# 4BLD and 5BLD Mo3 recognized by the WCA in 2019



## Julio974 (Dec 22, 2018)

This will be the latest change since 333ft changing from mean to average!

Announcement: https://github.com/thewca/wca-regulations/issues/681
Commit: https://github.com/thewca/wca-regulations/commit/8b3a38bf71836c42eab409f574612daee6a124f4
Discussion: https://github.com/thewca/wca-regulations/issues/539
Current missing averages statistics page: https://www.worldcubeassociation.org/results/misc/missing_averages/

[I'll update here tomorrow with an retroactive history of Mo3 records.]

(RIP Stanley)


----------



## Cale S (Dec 22, 2018)

Julio974 said:


> [I'll update here tomorrow with an retroactive history of Mo3 records, I wonder if they will be retroactively recognized by the WCA.]
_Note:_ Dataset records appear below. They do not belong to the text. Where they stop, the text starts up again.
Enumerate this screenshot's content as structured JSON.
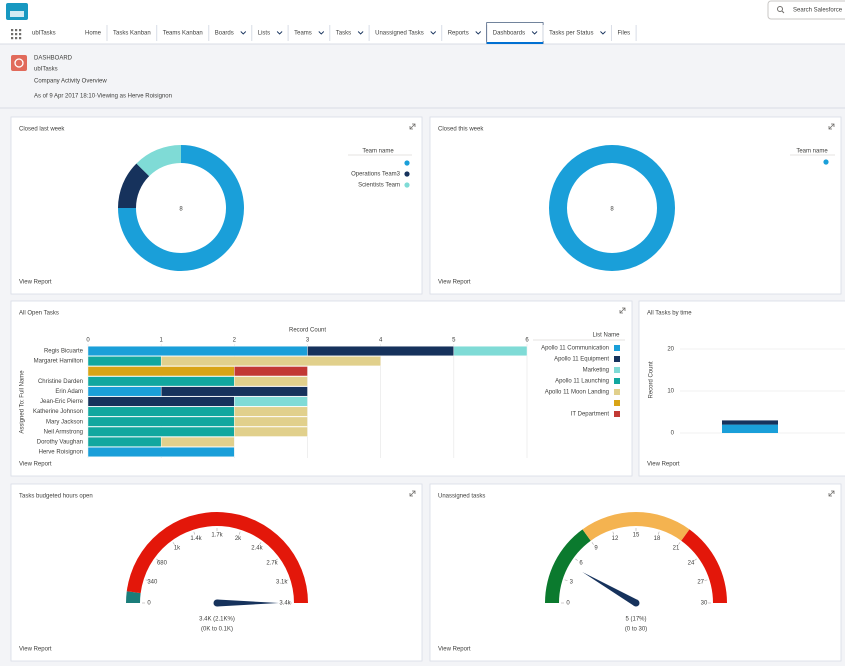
{
  "app": {
    "name": "ubITasks",
    "search_placeholder": "Search Salesforce"
  },
  "nav": {
    "items": [
      {
        "label": "Home"
      },
      {
        "label": "Tasks Kanban"
      },
      {
        "label": "Teams Kanban"
      },
      {
        "label": "Boards",
        "menu": true
      },
      {
        "label": "Lists",
        "menu": true
      },
      {
        "label": "Teams",
        "menu": true
      },
      {
        "label": "Tasks",
        "menu": true
      },
      {
        "label": "Unassigned Tasks",
        "menu": true
      },
      {
        "label": "Reports",
        "menu": true
      },
      {
        "label": "Dashboards",
        "menu": true,
        "active": true
      },
      {
        "label": "Tasks per Status",
        "menu": true
      },
      {
        "label": "Files"
      }
    ]
  },
  "header": {
    "kicker": "DASHBOARD",
    "title": "ubITasks",
    "subtitle": "Company Activity Overview",
    "meta": "As of 9 Apr 2017 18:10·Viewing as Herve Roisignon"
  },
  "widgets": [
    {
      "title": "Closed last week",
      "type": "donut",
      "total": 8,
      "legend_title": "Team name",
      "series": [
        {
          "name": null,
          "color": "#1a9fd9",
          "value": 6
        },
        {
          "name": "Operations Team3",
          "color": "#16325c",
          "value": 1
        },
        {
          "name": "Scientists Team",
          "color": "#7fdbd6",
          "value": 1
        }
      ],
      "link": "View Report"
    },
    {
      "title": "Closed this week",
      "type": "donut",
      "total": 8,
      "legend_title": "Team name",
      "series": [
        {
          "name": null,
          "color": "#1a9fd9",
          "value": 8
        }
      ],
      "link": "View Report"
    },
    {
      "title": "All Open Tasks",
      "type": "hbar",
      "x_title": "Record Count",
      "y_title": "Assigned To: Full Name",
      "categories": [
        "Regis Bicuarte",
        "Margaret Hamilton",
        null,
        "Christine Darden",
        "Erin Adam",
        "Jean-Eric Pierre",
        "Katherine Johnson",
        "Mary Jackson",
        "Neil Armstrong",
        "Dorothy Vaughan",
        "Herve Roisignon"
      ],
      "xlim": [
        0,
        6
      ],
      "xticks": [
        0,
        1,
        2,
        3,
        4,
        5,
        6
      ],
      "legend_title": "List Name",
      "series": [
        {
          "name": "Apollo 11 Communication",
          "color": "#1a9fd9",
          "values": [
            3,
            null,
            null,
            null,
            1,
            null,
            null,
            null,
            null,
            null,
            2
          ]
        },
        {
          "name": "Apollo 11 Equipment",
          "color": "#16325c",
          "values": [
            2,
            null,
            null,
            null,
            2,
            2,
            null,
            null,
            null,
            null,
            null
          ]
        },
        {
          "name": "Marketing",
          "color": "#7fdbd6",
          "values": [
            1,
            null,
            null,
            null,
            null,
            1,
            null,
            null,
            null,
            null,
            null
          ]
        },
        {
          "name": "Apollo 11 Launching",
          "color": "#11a79f",
          "values": [
            null,
            1,
            null,
            2,
            null,
            null,
            2,
            2,
            2,
            1,
            null
          ]
        },
        {
          "name": "Apollo 11 Moon Landing",
          "color": "#e1d08c",
          "values": [
            null,
            3,
            null,
            1,
            null,
            null,
            1,
            1,
            1,
            1,
            null
          ]
        },
        {
          "name": null,
          "color": "#d8a416",
          "values": [
            null,
            null,
            2,
            null,
            null,
            null,
            null,
            null,
            null,
            null,
            null
          ]
        },
        {
          "name": "IT Department",
          "color": "#c23934",
          "values": [
            null,
            null,
            1,
            null,
            null,
            null,
            null,
            null,
            null,
            null,
            null
          ]
        }
      ],
      "link": "View Report"
    },
    {
      "title": "All Tasks by time",
      "type": "column",
      "y_title": "Record Count",
      "categories": [
        null
      ],
      "ylim": [
        0,
        20
      ],
      "yticks": [
        0,
        10,
        20
      ],
      "series": [
        {
          "name": null,
          "color": "#1a9fd9",
          "values": [
            2
          ]
        },
        {
          "name": null,
          "color": "#16325c",
          "values": [
            1
          ]
        }
      ],
      "link": "View Report"
    },
    {
      "title": "Tasks budgeted hours open",
      "type": "gauge",
      "lim": [
        0,
        3400
      ],
      "ticks": [
        0,
        340,
        680,
        {
          "value": 1020,
          "label": "1k"
        },
        {
          "value": 1360,
          "label": "1.4k"
        },
        {
          "value": 1700,
          "label": "1.7k"
        },
        {
          "value": 2040,
          "label": "2k"
        },
        {
          "value": 2380,
          "label": "2.4k"
        },
        {
          "value": 2720,
          "label": "2.7k"
        },
        {
          "value": 3060,
          "label": "3.1k"
        },
        {
          "value": 3400,
          "label": "3.4k"
        }
      ],
      "bands": [
        {
          "from": 0,
          "to": 140,
          "color": "#1b7d7a"
        },
        {
          "from": 140,
          "to": 3400,
          "color": "#e3170a"
        }
      ],
      "value": 3400,
      "value_label": "3.4K (2.1K%)",
      "range_label": "(0K to 0.1K)",
      "value_color": "#c23934",
      "link": "View Report"
    },
    {
      "title": "Unassigned tasks",
      "type": "gauge",
      "lim": [
        0,
        30
      ],
      "ticks": [
        0,
        3,
        6,
        9,
        12,
        15,
        18,
        21,
        24,
        27,
        30
      ],
      "bands": [
        {
          "from": 0,
          "to": 9,
          "color": "#0b7a2e"
        },
        {
          "from": 9,
          "to": 21,
          "color": "#f4b350"
        },
        {
          "from": 21,
          "to": 30,
          "color": "#e3170a"
        }
      ],
      "value": 5,
      "value_label": "5 (17%)",
      "range_label": "(0 to 30)",
      "value_color": "#2e844a",
      "link": "View Report"
    }
  ]
}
They will be recognized just like how 3BLD and FMC means were when they were added


----------



## Julio974 (Dec 22, 2018)

Cale S said:


> They will be recognized just like how 3BLD and FMC means were when they were added


Oh, well I didn't knew that.


----------



## TipsterTrickster (Dec 23, 2018)

now Becoming a silver member is going to be 10000 times harder


----------



## Mike Hughey (Dec 23, 2018)

TipsterTrickster said:


> now Becoming a silver member is going to be 10000 times harder


From the current results, it looks like about 10 times as many people have 4x4x4 and 5x5x5 BLD singles as have mo3s. So I would say it's only about 10 times harder.


----------



## Julio974 (Dec 24, 2018)

I was a bit too quick...


----------



## Underwatercuber (Dec 24, 2018)

Currently 
20 Platinum members
46 Gold members
94 Silver members
33 Bronze members

With the inclusion of BigBLD means
1 Platinum member (Jan Bentlage)
3 Gold members (Cale Schoon, Mark Boyanowski, Yunqi Ouyang),
6 Silver members (Wenjie Xu, Mike Hughey, Jason White, Sukant Koul, Hanns Hub, Kit Clement)
183 Bronze members (everybody else who's currently Bronze+)
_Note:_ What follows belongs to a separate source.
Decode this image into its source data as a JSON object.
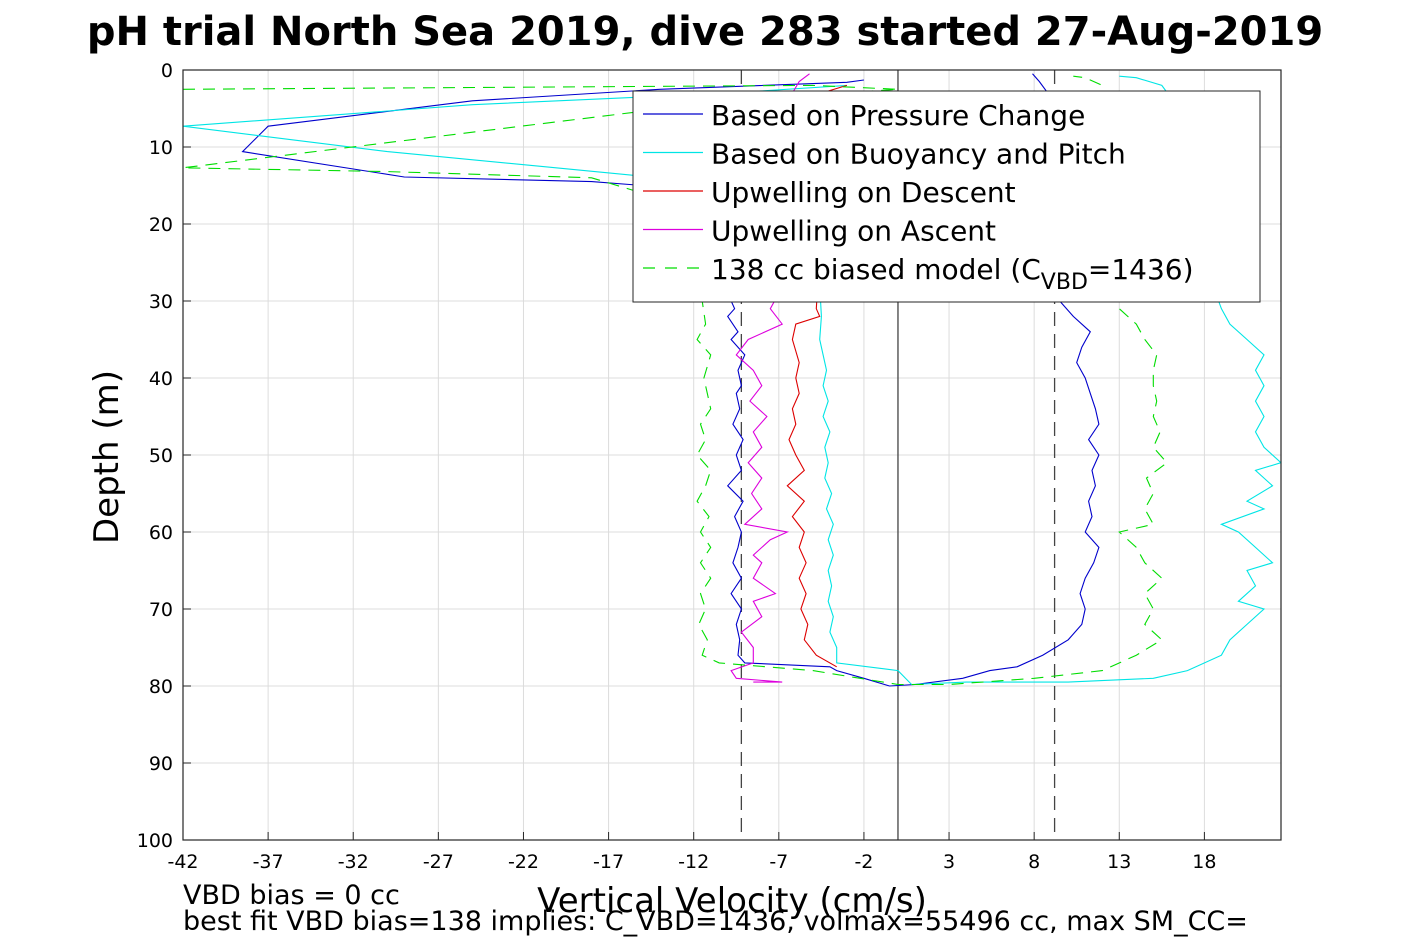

So about 1/9 of people will keep silver, gold and platinum. The rest get bumped down to bronze


----------



## abunickabhi (Dec 27, 2018)

Yay, BigBLD means are tough yo.


----------



## Sowrduk (May 6, 2019)

I think it is unfair how most of the platinums, golds and silvers get knocked down to bronze. Most of the platinums (if not all) we're gotten after 3bld mean became a thing


----------



## Underwatercuber (May 6, 2019)

Sowrduk said:


> I think it is unfair how most of the platinums, golds and silvers get knocked down to bronze. Most of the platinums (if not all) we're gotten after 3bld mean became a thing


It’s great because it now makes people work for it and develop their big bld skills even more!


----------



## xyzzy (May 6, 2019)

Sowrduk said:


> I think it is unfair how most of the platinums, golds and silvers get knocked down to bronze. Most of the platinums (if not all) we're gotten after 3bld mean became a thing


Did they really deserve silver+ if they couldn't even get 4BLD/5BLD means? :thinking:


----------



## Kit Clement (May 6, 2019)

It's an unofficial title, so nobody really "lost" anything. 

Getting all singles in competition is an accomplishment in its own right, and I think that now "bronze" membership has a bit more prestige. All averages (before 4/5BLD means) was never really recognized before because it's generally agreed that this was significantly less difficult than all singles, and was just a matter of going to competitions with a sufficiently easy cutoff. I think with the addition of 4/5BLD means that both Bronze and Silver are big milestones, rather than Bronze being a quick stepping stone (or entirely bypassed) on the way to Silver.


----------



## Sowrduk (May 6, 2019)

Kit Clement said:


> It's an unofficial title, so nobody really "lost" anything.
> 
> Getting all singles in competition is an accomplishment in its own right, and I think that now "bronze" membership has a bit more prestige. All averages (before 4/5BLD means) was never really recognized before because it's generally agreed that this was significantly less difficult than all singles, and was just a matter of going to competitions with a sufficiently easy cutoff. I think with the addition of 4/5BLD means that both Bronze and Silver are big milestones, rather than Bronze being a quick stepping stone (or entirely bypassed) on the way to Silver.



I guess.



xyzzy said:


> Did they really deserve silver+ if they couldn't even get 4BLD/5BLD means? :thinking:



Well if it wasn't a thing before, no one really aimed for it as it wasn't gonna count.



xyzzy said:


> Did they really deserve silver+ if they couldn't even get 4BLD/5BLD means? :thinking:



As I said before, if it wasn't a thing before, no one really aimed for it.


----------